Volvía a la realidad, asistiendo a un grito premioso de estómago, o a causa del acto inconsciente y habitual con que su mano diestra solía, palpando el casi inútil bolsillo sorprender a una sucia moneda de cobre, diciendo el desesperado soliloquio de la miseria. Y el grito del estómago, o el inconsciente acto investigador de su diestra, lo invitaban a renovar su peregrinación de todos los días detrás de una limosna precaria.
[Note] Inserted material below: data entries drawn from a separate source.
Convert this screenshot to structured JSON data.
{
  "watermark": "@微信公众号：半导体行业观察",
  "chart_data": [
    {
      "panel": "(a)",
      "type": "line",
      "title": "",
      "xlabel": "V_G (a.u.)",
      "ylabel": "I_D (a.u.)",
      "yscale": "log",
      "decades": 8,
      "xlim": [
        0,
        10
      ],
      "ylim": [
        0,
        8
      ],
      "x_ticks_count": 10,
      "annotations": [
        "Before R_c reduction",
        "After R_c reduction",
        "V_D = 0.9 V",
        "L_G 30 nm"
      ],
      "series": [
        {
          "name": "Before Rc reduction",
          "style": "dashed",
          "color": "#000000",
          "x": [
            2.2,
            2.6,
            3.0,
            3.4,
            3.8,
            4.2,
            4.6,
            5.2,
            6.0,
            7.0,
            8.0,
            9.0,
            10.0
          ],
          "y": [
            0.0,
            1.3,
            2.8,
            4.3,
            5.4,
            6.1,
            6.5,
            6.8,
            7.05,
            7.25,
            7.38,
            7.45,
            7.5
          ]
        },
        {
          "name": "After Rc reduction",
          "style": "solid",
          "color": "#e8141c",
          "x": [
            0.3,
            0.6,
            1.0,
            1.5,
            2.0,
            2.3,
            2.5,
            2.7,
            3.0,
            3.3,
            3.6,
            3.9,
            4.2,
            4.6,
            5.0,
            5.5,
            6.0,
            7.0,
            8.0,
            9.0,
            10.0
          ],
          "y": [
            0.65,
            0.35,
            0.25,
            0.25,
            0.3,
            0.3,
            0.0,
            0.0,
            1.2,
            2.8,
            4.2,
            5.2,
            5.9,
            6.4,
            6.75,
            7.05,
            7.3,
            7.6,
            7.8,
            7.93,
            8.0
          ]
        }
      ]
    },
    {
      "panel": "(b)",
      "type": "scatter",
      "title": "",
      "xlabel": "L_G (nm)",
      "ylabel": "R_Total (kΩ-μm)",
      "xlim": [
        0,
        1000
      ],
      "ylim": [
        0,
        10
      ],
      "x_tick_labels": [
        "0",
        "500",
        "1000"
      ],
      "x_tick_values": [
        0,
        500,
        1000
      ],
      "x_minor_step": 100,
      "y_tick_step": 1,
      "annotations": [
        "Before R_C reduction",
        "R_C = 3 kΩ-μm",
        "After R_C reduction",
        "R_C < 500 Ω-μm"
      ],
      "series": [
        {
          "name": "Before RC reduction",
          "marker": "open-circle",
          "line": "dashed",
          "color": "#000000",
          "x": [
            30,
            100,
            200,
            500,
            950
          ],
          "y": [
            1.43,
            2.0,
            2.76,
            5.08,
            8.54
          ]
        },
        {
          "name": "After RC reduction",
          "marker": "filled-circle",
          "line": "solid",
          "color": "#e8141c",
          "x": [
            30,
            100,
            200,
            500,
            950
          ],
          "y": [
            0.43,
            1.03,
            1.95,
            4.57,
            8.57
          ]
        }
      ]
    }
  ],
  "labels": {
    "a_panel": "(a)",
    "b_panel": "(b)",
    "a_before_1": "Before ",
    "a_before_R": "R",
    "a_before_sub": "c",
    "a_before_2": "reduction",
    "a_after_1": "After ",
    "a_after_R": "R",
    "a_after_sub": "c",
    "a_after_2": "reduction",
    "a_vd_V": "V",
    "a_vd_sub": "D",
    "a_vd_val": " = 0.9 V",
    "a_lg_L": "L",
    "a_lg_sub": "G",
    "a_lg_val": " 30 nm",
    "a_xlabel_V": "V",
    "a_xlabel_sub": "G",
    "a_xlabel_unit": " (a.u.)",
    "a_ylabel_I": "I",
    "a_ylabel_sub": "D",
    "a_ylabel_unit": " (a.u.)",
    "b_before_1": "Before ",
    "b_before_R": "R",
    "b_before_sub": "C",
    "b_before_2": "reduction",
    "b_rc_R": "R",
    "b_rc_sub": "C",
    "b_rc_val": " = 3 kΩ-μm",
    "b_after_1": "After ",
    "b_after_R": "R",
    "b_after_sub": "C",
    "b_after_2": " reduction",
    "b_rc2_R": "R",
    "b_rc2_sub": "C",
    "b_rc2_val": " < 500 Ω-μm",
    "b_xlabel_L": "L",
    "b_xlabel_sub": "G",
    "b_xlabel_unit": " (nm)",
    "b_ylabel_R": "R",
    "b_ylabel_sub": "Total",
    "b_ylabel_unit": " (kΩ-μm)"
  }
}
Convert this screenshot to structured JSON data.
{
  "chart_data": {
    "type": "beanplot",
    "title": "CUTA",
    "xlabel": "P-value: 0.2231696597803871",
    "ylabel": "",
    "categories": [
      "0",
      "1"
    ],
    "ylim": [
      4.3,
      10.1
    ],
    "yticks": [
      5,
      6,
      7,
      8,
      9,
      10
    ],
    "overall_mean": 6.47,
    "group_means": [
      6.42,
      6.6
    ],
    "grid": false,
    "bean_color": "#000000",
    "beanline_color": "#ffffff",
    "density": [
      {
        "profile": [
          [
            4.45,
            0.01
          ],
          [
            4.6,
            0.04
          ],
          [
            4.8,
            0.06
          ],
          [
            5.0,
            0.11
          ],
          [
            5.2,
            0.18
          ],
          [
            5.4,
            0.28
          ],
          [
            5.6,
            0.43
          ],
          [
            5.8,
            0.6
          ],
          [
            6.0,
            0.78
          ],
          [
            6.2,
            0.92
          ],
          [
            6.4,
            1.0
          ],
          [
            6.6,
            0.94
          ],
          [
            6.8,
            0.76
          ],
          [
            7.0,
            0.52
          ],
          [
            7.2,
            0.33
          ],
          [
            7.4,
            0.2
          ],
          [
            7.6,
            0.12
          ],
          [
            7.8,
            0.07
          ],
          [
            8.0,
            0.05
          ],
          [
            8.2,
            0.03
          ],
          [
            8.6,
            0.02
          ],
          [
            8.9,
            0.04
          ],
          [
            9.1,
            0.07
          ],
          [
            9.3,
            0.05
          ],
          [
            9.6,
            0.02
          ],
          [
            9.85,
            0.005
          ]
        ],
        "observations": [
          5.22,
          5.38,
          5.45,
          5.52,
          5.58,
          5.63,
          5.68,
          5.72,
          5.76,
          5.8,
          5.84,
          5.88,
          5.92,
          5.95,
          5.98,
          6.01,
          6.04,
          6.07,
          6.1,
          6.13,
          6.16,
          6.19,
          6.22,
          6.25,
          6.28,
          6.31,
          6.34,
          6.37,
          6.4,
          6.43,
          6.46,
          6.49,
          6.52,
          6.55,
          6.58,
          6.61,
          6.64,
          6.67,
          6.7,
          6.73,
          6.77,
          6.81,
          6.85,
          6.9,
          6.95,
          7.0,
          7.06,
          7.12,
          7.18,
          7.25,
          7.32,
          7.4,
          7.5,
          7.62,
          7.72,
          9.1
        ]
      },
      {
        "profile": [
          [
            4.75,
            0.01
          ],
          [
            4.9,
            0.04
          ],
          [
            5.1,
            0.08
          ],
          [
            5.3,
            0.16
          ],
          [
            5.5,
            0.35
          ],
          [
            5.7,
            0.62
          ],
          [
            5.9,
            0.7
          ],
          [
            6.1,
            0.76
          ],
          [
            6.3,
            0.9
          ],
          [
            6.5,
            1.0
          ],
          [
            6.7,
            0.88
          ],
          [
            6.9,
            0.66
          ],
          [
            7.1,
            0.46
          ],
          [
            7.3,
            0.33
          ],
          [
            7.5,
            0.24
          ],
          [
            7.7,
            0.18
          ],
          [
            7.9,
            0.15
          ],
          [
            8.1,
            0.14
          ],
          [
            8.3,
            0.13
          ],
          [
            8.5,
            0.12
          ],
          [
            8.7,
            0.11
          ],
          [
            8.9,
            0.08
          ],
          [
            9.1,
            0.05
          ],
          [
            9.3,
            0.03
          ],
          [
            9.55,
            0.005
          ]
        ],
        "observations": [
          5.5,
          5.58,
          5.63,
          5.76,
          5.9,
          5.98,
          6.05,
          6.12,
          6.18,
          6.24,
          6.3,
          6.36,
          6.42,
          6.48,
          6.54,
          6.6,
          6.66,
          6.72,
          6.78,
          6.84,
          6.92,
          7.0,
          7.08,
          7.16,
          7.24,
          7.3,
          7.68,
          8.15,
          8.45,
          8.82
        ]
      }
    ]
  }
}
Asiendo del garrote, compañero de sus lamentables romerías, remontaba la calle nueva tirada a cordel hasta los baños, o enfilaba una calle de cocoteros trajinada como una vereda común en cuyo extremo cruzaba a la izquierda por una calle minúscula, para llegar ya dentro del pueblo, adonde la antigua arteria principal de éste limita de un lado la verde plaza de los Almendrones. Al andar, una de sus alpargatas, de color indescifrable, reía de costado con una indiscreta boca perversa, mientras el saco, demasiado ancho y largo para él, se plegaba sobre su cuerpo como una túnica y llegaba a rozarle las rodillas. A veces marchaba hasta la vieja calle real sin que el grito de un pilluelo, ni el rumor de los pasos de un solo transeúnte, le revelasen la existencia del poblado; y entonces, como si confusamente percibiera un mismo destino pesando sobre él y sobre el pueblo de su amor, sentía su alma, sorprendida, empequeñecérsele por dentro, recogérsele de pronto desolada y muda, tan desolada y muda como su pueblo, en otro tiempo rumoroso con la continua algaraza del tráfico.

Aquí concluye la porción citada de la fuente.